The most striking aspect of the style of Slaughterhouse-Five is the fact that the text is made up of clumps of paragraphs, each clump set off by extra space before and after it. A few of the clumps are only one sentence long. Some are as long as a page and a half. Each of them makes a simple statement or relates an incident or situation. Thus the novel is said to be written in an anecdotal style: the book is a collection of brief incidents, and the effect of each one depends on how the author tells it.

Vonnegut generally uses short, simple sentences that manage to say a great deal in a few words. "Three inoffensive bangs came from far away." The report seems an innocent one until you find out that the scouts have just been shot. The contrast between the "inoffensive" sound and its deadly meaning provides a startling effect.

There is irony too in that "inoffensive," for what is inoffensive to one person's ears is fatally offensive to another person's life. Irony is a form of humor that occurs when a seemingly straightforward statement or situation actually means its opposite. Irony occurs again and again in the incidents Vonnegut describes. It is ironic that, for all that the Bible represents as a statement of ethics, a soldier carries a bullet-proof Bible sheathed in steel. There is irony in a former hobo's telling Billy--inside a boxcar prison that could be taking them to their death--"I been in worse places than this. This ain't so bad." And because Dresden was an "open city" during most of the war, it was full of refugees who had fled there for safety. Almost all of them died in the bombing. That is ironic.

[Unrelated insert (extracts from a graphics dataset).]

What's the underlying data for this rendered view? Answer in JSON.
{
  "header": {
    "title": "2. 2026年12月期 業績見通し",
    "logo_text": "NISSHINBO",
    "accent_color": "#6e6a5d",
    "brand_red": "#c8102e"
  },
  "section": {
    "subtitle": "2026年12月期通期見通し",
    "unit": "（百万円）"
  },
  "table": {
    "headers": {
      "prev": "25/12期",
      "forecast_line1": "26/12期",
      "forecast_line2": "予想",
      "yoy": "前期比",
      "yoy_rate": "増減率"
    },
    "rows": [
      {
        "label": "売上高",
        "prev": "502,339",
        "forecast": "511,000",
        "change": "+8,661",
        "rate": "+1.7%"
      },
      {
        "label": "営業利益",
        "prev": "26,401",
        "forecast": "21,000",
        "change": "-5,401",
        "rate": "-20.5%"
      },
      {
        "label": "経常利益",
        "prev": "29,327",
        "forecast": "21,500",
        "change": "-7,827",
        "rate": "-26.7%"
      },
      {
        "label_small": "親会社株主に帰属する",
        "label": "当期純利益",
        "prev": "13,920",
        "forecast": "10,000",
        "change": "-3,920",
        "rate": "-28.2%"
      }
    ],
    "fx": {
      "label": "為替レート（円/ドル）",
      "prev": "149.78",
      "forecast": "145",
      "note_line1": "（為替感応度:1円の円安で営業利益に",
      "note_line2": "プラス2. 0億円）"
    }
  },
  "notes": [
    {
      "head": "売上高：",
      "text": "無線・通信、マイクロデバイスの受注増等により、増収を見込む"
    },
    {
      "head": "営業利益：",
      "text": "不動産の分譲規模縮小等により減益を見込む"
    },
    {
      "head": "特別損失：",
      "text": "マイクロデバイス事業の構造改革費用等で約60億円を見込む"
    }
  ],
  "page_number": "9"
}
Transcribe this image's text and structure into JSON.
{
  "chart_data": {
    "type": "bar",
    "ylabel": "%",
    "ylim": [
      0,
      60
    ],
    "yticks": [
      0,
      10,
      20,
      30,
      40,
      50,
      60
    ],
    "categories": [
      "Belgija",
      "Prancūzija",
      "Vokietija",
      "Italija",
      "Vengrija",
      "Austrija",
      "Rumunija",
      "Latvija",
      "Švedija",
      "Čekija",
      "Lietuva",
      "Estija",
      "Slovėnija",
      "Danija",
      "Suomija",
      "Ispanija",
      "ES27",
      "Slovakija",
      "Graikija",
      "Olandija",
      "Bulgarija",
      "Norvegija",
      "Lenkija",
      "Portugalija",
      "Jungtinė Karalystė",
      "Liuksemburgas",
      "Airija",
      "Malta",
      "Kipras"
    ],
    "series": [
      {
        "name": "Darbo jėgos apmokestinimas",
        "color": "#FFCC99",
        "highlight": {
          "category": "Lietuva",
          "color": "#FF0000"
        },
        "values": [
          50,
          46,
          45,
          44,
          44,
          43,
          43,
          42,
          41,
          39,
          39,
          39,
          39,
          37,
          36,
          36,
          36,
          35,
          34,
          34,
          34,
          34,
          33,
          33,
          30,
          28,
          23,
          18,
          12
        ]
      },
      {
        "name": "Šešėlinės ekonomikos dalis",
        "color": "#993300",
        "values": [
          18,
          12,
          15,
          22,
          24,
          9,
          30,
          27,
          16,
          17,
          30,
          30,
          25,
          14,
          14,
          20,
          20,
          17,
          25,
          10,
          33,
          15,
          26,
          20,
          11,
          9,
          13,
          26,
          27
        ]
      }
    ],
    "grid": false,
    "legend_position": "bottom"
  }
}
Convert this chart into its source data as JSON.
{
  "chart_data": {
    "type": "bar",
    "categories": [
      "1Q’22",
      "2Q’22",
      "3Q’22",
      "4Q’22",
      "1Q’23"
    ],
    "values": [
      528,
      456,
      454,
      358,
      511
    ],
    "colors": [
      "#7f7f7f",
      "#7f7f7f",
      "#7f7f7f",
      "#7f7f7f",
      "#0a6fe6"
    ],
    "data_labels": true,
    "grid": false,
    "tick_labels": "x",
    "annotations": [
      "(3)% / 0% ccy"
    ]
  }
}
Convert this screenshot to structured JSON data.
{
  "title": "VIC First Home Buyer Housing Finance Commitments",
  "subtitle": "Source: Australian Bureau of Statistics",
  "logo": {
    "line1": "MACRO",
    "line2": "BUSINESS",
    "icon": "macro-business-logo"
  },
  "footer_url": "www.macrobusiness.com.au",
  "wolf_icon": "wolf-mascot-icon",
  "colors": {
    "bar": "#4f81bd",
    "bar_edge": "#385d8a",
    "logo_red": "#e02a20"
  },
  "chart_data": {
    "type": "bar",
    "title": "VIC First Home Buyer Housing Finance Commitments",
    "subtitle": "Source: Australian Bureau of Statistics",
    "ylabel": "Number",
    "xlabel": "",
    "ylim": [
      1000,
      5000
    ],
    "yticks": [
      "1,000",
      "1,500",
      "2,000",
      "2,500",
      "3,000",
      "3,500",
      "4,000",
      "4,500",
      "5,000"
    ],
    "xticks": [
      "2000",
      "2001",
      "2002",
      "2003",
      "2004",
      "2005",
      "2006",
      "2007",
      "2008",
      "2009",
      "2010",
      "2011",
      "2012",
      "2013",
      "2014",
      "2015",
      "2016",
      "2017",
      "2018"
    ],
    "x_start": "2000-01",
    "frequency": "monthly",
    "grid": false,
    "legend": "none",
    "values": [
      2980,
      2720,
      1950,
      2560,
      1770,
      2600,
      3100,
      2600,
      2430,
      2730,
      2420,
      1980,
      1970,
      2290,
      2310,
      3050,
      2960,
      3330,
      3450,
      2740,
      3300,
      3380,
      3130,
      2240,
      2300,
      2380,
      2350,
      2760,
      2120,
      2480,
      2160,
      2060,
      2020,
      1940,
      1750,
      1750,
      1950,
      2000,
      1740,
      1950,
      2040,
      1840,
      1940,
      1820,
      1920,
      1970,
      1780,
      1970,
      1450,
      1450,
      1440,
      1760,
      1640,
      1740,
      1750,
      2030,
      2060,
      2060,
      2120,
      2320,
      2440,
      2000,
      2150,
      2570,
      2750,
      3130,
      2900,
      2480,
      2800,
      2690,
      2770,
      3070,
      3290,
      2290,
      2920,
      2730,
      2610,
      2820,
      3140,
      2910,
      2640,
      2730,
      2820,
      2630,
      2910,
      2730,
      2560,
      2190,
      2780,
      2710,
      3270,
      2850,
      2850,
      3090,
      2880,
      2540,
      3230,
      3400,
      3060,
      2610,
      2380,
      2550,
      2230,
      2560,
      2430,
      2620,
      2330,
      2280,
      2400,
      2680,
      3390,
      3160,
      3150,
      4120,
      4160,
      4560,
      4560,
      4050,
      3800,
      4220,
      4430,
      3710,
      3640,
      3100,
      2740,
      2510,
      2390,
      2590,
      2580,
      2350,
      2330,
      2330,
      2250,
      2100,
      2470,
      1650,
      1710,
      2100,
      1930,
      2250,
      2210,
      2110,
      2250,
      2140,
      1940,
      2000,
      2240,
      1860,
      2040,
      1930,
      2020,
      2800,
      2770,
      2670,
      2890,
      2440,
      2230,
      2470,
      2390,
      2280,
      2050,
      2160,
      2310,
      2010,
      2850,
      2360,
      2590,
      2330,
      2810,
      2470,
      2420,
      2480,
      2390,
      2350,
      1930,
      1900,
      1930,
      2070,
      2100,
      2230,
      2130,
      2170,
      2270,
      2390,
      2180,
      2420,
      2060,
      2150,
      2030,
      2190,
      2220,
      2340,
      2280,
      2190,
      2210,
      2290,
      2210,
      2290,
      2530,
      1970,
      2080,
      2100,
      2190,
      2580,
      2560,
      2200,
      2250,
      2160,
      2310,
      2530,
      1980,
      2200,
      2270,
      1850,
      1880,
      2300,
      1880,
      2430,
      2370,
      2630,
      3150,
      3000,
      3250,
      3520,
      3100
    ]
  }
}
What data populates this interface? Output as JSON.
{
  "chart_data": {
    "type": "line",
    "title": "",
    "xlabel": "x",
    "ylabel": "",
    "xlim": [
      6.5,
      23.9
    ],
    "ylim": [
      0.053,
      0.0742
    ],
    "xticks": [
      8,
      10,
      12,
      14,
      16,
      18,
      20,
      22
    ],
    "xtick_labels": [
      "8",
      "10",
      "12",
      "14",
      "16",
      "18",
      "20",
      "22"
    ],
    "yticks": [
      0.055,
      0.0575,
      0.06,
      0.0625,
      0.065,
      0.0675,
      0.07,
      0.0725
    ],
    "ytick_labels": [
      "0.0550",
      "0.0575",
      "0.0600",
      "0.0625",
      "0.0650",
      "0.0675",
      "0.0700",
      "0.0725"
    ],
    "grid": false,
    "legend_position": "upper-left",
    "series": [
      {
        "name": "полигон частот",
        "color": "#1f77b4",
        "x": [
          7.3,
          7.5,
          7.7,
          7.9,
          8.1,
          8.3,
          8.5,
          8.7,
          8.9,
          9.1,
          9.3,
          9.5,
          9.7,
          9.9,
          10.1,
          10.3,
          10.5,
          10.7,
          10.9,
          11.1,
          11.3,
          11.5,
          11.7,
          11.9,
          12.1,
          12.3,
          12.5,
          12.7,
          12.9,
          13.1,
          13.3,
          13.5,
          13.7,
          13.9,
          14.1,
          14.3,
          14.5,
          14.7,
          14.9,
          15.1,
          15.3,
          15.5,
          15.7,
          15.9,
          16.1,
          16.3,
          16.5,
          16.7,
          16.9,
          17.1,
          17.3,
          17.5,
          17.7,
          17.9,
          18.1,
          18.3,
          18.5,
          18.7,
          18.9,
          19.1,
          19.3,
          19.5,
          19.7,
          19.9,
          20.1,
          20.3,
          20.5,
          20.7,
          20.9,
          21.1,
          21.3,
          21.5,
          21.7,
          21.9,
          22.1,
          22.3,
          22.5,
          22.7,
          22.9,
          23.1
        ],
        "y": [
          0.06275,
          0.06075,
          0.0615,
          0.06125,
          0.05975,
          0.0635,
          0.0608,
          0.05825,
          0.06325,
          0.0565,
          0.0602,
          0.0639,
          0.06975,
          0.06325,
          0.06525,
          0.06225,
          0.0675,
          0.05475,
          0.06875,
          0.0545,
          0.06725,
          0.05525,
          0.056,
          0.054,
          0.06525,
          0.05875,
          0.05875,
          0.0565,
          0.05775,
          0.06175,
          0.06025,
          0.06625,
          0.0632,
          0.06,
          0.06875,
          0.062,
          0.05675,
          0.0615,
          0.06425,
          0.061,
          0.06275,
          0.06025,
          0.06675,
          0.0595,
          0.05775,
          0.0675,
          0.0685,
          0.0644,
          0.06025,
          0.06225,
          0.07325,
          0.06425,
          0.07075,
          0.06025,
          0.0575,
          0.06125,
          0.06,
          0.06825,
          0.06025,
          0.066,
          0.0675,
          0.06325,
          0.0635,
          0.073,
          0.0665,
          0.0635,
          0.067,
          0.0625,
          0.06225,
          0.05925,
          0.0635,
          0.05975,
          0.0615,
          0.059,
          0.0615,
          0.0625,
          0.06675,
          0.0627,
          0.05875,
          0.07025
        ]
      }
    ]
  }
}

Another kind of humor that the author relies on heavily is satire, a form of ridicule that uses mockery and exaggeration to expose the foolishness or evil of its subject. Professor Rumfoord is a satirical portrait of the all-American male ideal. And, almost every description of a Kilgore Trout novel satirizes modern life in some way. A killer robot becomes popular only after his bad breath is cleared up (advertising values), or a money tree is fertilized by the dead bodies of those who killed each other to get its "fruit" (material values).

Vonnegut has a powerful gift for tangy imagery. He describes Billy as a filthy flamingo and a broken kite, the Russian prisoner as "a ragbag with a round, flat face that glowed like a radium dial."

Sometimes his images border on the tasteless: an antitank gun makes "a ripping sound like the zipper on the fly of God Almighty." But Vonnegut also creates images of almost heart-breaking tenderness, as in the picture of Edgar Derby bursting into tears when Billy feeds him a spoonful of malt syrup.

Vonnegut layers his storytelling with allusions (references) to historical events. He evokes the Children's Crusade in order to draw a parallel between the "babies" he and O'Hare were in World War II and the thirteenth-century religious expedition in which European children were sent off to conquer the Holy Land. He refers to works of literature: the novels of the French Nazi sympathizer Celine, the medieval heroic epic poem The Song of Roland, and the Bible. He paraphrases the Sodom and Gomorrah story from Genesis and mentions Jesus occasionally. These allusions deepen our understanding and appreciation of Billy's story by suggesting historical and literary parallels to the personal events in his life.

^^^^^^^^^^SLAUGHTERHOUSE-FIVE: POINT OF VIEW

In Chapter 1 (and in portions of Chapter 10) the author speaks to you directly in the first person about the difficult time he had writing his book. The rest of the book is Billy Pilgrim's story told by a third-person narrator.